For-profit companies will strip NHS assets under proposed reforms
BMJ 2011; 342 doi: https://doi.org/10.1136/bmj.d3760 (Published 15 June 2011) Cite this as: BMJ 2011;342:d3760- Lucy Reynolds, research fellow, London School of Hygiene and Tropical Medicine, London WC1H 9SH
- lucy.reynolds{at}lshtm.ac.uk
The unfolding cautionary tale of Southern Cross illustrates the fundamental problems with the outsourcing of public services to corporate bodies (BMJ 2011;342:d3535, doi:10.1136/bmj.d3535). Its crisis originated when it was bought by private equity firms, which buy companies, like Southern Cross, that own unmortgaged land and buildings. After selling, leasing back, or borrowing against these assets, they dispose of the company, now saddled with debt. Their aim is to extract rather than to add value. Any publicly listed company may be a target because its shares can be acquired on the stock market.
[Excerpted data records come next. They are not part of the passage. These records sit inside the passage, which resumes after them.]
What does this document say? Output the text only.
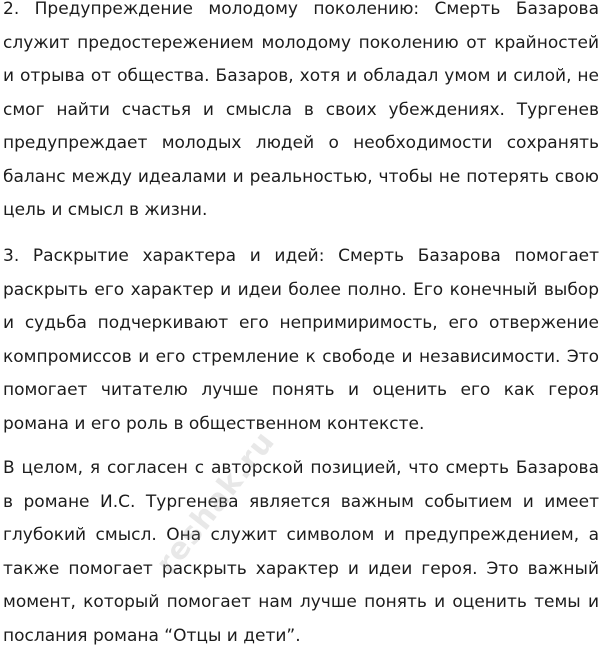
2. Предупреждение молодому поколению: Смерть Базарова служит предостережением молодому поколению от крайностей и отрыва от общества. Базаров, хотя и обладал умом и силой, не смог найти счастья и смысла в своих убеждениях. Тургенев предупреждает молодых людей о необходимости сохранять баланс между идеалами и реальностью, чтобы не потерять свою цель и смысл в жизни.

3. Раскрытие характера и идей: Смерть Базарова помогает раскрыть его характер и идеи более полно. Его конечный выбор и судьба подчеркивают его непримиримость, его отвержение компромиссов и его стремление к свободе и независимости. Это помогает читателю лучше понять и оценить его как героя романа и его роль в общественном контексте.

В целом, я согласен с авторской позицией, что смерть Базарова в романе И.С. Тургенева является важным событием и имеет глубокий смысл. Она служит символом и предупреждением, а также помогает раскрыть характер и идеи героя. Это важный момент, который помогает нам лучше понять и оценить темы и послания романа “Отцы и дети”.

reshak.ru
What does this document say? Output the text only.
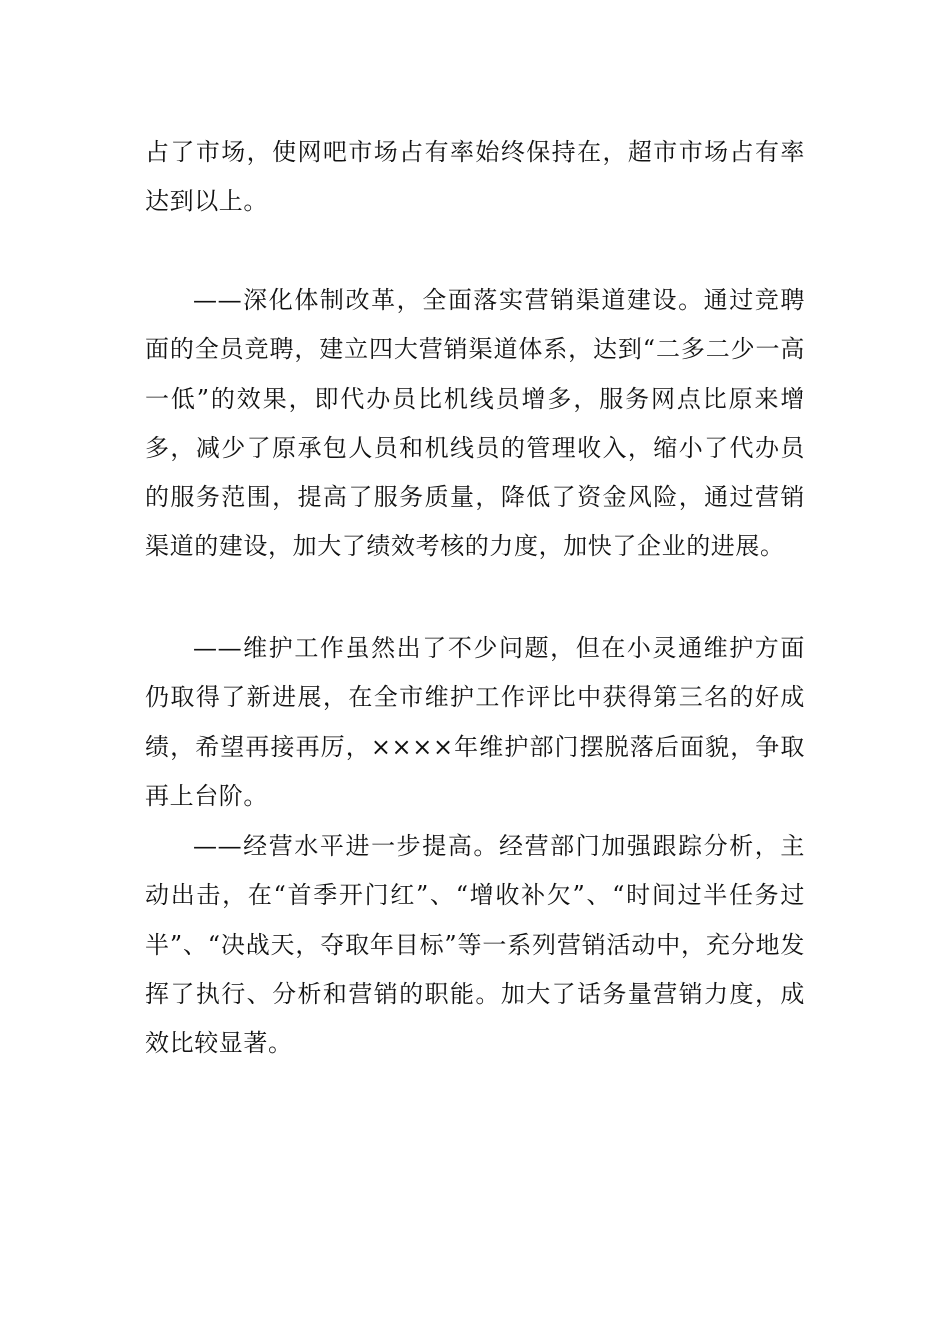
占了市场，使网吧市场占有率始终保持在，超市市场占有率达到以上。

——深化体制改革，全面落实营销渠道建设。通过竞聘面的全员竞聘，建立四大营销渠道体系，达到“二多二少一高一低”的效果，即代办员比机线员增多，服务网点比原来增多，减少了原承包人员和机线员的管理收入，缩小了代办员的服务范围，提高了服务质量，降低了资金风险，通过营销渠道的建设，加大了绩效考核的力度，加快了企业的进展。

——维护工作虽然出了不少问题，但在小灵通维护方面仍取得了新进展，在全市维护工作评比中获得第三名的好成绩，希望再接再厉，××××年维护部门摆脱落后面貌，争取再上台阶。

——经营水平进一步提高。经营部门加强跟踪分析，主动出击，在“首季开门红”、“增收补欠”、“时间过半任务过半”、“决战天，夺取年目标”等一系列营销活动中，充分地发挥了执行、分析和营销的职能。加大了话务量营销力度，成效比较显著。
Southern Cross is now threatened by insolvency. Despite pre-existing concerns about inadequate staffing levels, it claims it can cut 3000 frontline posts without harming quality of care. If this is true, the company has previously been charging councils, and residents who fund their own care, for unnecessary staff. The directors have announced cuts in nursing, catering, and cleaning jobs, but not in management pay rates, where savings would not further prejudice care standards.
The reason that any commercial enterprise exists is to make profits, and the over-riding duty of the directors, enshrined in company law, is to maximise the money the company generates for its …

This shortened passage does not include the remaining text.